Third, since Mr. Koizumi will apparently push privatization of only Postal Savings rather than the entire postal system, a serious problem of separation emerges. Postal Savings offices are physically located inside post offices. How are the two operations to be separated physically? How will the employees be separated into two groups—especially in small post offices where employees may have been doing both mail and Postal Savings jobs? More importantly, who will set the rent that these new private banks will pay to the government for the space they occupy in post offices? These are very tricky questions, and the potential for corruption is high. If the rent is low, and some employees work on both sides of the operation, the “private” banks will be subsidized by the public—to the benefit of their new owners.

These three factors imply that privatization of Postal Savings could be a major disaster. But if the Postal Savings system is outdated, then what else can be done? The answer is to simply end it. This avoids injecting new competition into the over-crowded commercial banking sector; it avoids the likely failure of former bureaucrats to understand what banking is all about; and it avoids the problem of separating the postal and savings sides of the postal system.

Eliminating Postal Savings need not happen suddenly. The logical approach is for the government to stop accepting any new deposits or roll-overs in Postal Savings accounts now. Since the maximum Postal Savings deposit is 10 years, this would lead to a gradual reduction in deposits over the next ten years until the balance reaches zero. If the bureaucrats running the system make poor investment choices with the money over those ten years, at least they will have a diminishing set of funds to mismanage.
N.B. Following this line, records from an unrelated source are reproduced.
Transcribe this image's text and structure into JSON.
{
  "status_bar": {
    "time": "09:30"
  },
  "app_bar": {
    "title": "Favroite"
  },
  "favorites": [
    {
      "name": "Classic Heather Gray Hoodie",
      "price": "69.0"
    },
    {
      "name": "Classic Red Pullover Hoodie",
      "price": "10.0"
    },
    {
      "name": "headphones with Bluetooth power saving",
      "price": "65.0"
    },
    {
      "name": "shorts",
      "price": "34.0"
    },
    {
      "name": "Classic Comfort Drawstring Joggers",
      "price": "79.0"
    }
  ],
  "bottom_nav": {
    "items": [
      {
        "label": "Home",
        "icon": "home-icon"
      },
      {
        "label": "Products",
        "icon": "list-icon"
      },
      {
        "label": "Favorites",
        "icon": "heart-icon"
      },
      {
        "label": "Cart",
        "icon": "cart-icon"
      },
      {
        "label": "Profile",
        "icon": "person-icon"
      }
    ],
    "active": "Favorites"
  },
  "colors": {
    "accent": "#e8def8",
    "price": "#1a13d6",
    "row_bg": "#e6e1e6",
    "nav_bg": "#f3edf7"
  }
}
Does the idea of not having the friendly, safe Post Office as a place to save money bother you? Actually it was not so safe—given the record of poor direct investments and the scandals concerning some of the projects that received funding through the zaito. In reality, your taxes will be needed to pay the interest on Postal Savings deposits because of the failures of some of the borrowers. Besides, the time has come for the Japanese public to be more sophisticated in the handling of their savings. If you want a safe investment, buy Japanese government bonds, or put your money into a mutual fund that invests in these bonds. Alternatively, put money in commercial banks; even with a limit, the deposit insurance guarantee is rather generous.

This proposal to destroy the Postal Savings may sound quite radical. But the existing system is outdated. Something needs to happen, but the privatization idea presented by Mr. Koizumi is a bad one. That idea may have been enough to earn Mr. Koizumi a reputation as a radical reformer, but the reality is that his idea is not radical enough. Like the dinosaurs, the time has come for Postal Savings to become extinct.